Le cri de la Vie

Ecrit par Peter Turini, « C’est la Vie » relate l’histoire d’un homme.
Cet homme est incarné par Claude Brozzoni seul sur scène pendant près d’1h30. Il est accompagné par 2 musiciens pour des intermèdes parfois surprenants.

La pièce débute au Piano’cktail avec de la musique électronique ponctuée de sons grinçants, stridents qui accompagnent une vidéo où l’on voit une cascade, la nature, symbole pour moi de la naissance, du commencement.
Un homme à la bonhommie de Gérard Depardieu entre sur scène et narre son enfance. Son enfance difficile à la campagne où ses parents ne le prennent pas en considération, lui crient dessus, où ses amis le maltraitent.
Au fil du spectacle, il se livre et aborde des sujets divers comme la famille, le bien, le mal, l’amitié, les premiers amours, le travail, le sexe…
Bref, tous les sujets qui ponctuent la vie de tout un chacun. J’aurai donc dû être touchée par le sujet, trouver des éléments qui m’émeuvent ou me font sourire, éprouver de l’empathie pour cet homme qui n’a pas eu une enfance ni une vie facile, être remuée par ce cri intérieur dont il nous fait part mais non, je n’ai rien ressenti de tout cela. Je suis totalement passée à côté du sujet.

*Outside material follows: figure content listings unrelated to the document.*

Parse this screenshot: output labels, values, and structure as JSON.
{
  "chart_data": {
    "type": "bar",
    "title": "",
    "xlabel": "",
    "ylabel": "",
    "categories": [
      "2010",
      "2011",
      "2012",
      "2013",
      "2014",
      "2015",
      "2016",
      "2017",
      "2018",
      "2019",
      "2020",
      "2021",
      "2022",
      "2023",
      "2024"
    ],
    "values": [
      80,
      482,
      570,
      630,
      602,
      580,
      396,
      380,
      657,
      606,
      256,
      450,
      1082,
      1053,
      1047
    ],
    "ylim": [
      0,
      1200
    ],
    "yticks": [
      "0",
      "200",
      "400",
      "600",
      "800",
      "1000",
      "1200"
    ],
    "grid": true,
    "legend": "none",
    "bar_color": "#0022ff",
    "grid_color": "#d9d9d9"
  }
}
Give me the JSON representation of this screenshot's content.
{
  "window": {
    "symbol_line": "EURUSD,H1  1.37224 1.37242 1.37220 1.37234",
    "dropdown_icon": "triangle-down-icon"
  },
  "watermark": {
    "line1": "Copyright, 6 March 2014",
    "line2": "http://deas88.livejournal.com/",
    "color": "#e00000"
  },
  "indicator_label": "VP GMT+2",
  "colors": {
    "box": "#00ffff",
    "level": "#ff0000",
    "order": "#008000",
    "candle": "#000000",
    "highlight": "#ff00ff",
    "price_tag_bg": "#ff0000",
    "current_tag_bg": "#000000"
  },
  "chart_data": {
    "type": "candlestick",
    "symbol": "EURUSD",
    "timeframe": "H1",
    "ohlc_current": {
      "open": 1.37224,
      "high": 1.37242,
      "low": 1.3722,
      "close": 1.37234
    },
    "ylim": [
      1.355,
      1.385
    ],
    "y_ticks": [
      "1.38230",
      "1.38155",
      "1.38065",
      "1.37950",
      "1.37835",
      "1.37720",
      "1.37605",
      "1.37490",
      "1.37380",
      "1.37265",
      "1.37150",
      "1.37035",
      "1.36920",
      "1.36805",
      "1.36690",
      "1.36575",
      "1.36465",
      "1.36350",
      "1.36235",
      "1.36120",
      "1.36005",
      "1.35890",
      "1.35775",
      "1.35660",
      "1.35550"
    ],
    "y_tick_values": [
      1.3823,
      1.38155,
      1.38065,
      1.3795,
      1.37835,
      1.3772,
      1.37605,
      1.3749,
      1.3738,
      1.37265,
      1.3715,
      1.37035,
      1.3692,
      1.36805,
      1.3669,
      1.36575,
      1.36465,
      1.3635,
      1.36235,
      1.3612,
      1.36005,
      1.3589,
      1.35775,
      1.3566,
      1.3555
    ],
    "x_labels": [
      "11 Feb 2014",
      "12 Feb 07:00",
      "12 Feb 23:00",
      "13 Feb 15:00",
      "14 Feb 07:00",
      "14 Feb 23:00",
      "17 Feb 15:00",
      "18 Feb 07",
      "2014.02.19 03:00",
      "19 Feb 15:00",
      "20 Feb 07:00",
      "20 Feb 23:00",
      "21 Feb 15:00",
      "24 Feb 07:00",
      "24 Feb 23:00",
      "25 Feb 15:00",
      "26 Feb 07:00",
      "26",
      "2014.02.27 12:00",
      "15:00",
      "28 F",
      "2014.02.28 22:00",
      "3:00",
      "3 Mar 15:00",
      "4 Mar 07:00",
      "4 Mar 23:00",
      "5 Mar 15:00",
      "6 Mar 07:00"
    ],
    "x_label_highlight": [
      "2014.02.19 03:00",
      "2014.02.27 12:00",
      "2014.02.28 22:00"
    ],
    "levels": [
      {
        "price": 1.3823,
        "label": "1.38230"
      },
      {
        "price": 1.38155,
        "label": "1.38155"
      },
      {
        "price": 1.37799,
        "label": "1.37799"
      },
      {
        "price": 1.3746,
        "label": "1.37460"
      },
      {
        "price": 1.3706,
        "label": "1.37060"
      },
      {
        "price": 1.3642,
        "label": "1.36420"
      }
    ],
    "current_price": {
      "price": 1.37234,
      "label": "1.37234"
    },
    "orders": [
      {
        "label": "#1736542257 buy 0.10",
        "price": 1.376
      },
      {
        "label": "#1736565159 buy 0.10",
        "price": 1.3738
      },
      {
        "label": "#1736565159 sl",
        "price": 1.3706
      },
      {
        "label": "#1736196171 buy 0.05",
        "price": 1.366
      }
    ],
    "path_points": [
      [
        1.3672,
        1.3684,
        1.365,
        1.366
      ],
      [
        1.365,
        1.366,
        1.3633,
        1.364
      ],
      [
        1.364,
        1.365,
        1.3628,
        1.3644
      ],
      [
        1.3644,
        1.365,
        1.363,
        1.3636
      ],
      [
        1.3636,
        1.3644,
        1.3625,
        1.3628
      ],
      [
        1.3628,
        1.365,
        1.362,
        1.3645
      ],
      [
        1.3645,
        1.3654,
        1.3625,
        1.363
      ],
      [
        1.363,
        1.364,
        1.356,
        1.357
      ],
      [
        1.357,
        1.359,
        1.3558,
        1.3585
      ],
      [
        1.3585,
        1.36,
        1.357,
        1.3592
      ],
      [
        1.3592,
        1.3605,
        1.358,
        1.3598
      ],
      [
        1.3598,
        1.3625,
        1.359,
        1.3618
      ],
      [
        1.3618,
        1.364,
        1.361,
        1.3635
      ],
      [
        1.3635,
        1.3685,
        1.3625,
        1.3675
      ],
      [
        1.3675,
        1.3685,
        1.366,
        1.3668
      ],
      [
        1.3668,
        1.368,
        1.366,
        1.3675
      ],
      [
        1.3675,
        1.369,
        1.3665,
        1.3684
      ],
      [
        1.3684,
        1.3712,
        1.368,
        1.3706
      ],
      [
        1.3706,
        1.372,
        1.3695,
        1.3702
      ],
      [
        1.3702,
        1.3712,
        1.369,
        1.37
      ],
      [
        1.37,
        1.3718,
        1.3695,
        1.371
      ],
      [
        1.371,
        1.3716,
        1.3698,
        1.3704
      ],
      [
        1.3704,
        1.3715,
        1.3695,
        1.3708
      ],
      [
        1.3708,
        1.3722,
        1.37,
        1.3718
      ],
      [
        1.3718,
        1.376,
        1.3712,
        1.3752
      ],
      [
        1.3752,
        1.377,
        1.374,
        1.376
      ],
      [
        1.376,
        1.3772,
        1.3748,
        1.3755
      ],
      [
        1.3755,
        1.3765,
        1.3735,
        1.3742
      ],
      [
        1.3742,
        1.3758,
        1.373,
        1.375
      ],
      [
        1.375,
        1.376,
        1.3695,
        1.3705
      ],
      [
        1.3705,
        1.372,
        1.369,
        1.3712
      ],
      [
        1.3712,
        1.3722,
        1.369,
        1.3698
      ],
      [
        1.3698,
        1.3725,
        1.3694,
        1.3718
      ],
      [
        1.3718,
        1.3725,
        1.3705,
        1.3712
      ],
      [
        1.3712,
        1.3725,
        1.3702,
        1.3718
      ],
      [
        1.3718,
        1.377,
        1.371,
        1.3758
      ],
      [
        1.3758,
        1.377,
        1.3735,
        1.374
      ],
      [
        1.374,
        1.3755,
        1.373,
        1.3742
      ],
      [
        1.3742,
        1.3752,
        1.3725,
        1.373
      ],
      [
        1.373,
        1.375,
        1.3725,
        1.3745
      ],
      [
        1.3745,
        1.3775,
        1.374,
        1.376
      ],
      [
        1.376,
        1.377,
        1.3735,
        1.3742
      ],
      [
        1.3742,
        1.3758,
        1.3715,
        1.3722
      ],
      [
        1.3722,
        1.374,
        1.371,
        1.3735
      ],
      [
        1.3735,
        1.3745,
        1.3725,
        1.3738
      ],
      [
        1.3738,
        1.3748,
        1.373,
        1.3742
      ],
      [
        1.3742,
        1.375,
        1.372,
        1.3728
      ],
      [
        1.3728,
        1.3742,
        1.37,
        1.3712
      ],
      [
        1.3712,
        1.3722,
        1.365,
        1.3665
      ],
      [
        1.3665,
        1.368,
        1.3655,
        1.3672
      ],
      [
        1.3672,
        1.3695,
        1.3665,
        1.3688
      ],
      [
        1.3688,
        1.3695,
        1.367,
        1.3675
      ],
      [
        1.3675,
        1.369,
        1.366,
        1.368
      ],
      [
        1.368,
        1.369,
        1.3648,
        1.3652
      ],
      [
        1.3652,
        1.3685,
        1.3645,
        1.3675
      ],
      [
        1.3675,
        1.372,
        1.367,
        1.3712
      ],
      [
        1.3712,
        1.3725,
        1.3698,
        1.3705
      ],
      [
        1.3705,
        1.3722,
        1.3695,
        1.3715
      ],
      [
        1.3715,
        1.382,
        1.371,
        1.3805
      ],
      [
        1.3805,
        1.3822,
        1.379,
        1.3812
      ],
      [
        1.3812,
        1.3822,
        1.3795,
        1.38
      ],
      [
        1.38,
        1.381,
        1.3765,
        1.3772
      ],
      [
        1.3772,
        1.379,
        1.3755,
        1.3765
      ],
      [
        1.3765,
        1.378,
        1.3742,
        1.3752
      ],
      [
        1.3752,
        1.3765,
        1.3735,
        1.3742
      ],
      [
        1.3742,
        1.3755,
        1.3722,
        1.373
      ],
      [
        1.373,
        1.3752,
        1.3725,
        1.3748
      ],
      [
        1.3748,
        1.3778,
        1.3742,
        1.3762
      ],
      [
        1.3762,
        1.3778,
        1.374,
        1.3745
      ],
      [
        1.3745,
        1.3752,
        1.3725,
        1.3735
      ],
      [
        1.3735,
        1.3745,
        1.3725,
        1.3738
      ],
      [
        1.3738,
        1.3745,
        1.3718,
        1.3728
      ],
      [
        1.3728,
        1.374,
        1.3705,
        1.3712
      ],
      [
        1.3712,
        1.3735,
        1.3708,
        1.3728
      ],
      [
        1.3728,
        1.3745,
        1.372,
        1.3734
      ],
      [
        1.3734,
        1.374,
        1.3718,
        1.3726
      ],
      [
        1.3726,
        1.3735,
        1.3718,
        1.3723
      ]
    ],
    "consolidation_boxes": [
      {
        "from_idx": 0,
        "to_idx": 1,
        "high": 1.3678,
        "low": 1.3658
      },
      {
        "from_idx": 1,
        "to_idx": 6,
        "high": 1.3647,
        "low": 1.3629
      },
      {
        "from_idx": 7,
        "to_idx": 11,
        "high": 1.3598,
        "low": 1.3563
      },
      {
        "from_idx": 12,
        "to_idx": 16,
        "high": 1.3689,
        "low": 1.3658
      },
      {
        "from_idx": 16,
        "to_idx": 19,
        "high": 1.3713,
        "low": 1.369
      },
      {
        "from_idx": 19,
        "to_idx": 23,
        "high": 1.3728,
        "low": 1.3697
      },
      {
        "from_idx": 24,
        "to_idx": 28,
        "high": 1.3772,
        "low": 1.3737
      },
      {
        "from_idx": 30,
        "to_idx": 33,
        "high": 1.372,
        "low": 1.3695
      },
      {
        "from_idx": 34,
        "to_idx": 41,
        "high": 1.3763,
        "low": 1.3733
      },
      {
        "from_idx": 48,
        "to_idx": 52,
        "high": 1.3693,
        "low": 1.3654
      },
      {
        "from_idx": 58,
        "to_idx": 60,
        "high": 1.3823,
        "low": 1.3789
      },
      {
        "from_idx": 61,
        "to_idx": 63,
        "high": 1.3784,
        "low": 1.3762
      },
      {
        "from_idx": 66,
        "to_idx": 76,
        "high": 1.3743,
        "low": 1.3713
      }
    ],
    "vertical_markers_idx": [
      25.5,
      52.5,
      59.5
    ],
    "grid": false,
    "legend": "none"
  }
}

Si le texte était intéressant, bien écrit, qu’il abordait des sujets universels, j’ai regretté l’interprétation. Claude Brozzoni avait un débit rapide, un visage souvent grimaçant, les yeux fermés pour faire passer certainement la noirceur du texte mais ce débit haché, ces exclamations, ces protestations m’ont laissée complètement indifférente.
Les rugissements de la musique faisant penser la plupart du temps à une fête techno ne m’ont pas aidée non plus à entrer dans l’histoire.
Bref, un spectacle qui ne m’a pas du tout touchée sans doute à cause de sa mise en scène. Vraiment, je regrette cela car Claude Brozzoni et les musiciens qui l’accompagnaient semblaient être de très bons interprètes. J’ai pu le constater au moment du passage sur le thème de l’amour où une variation de rythme eut lieu qui donna une petite respiration au spectacle.
Bravo tout de même pour la performance scénique.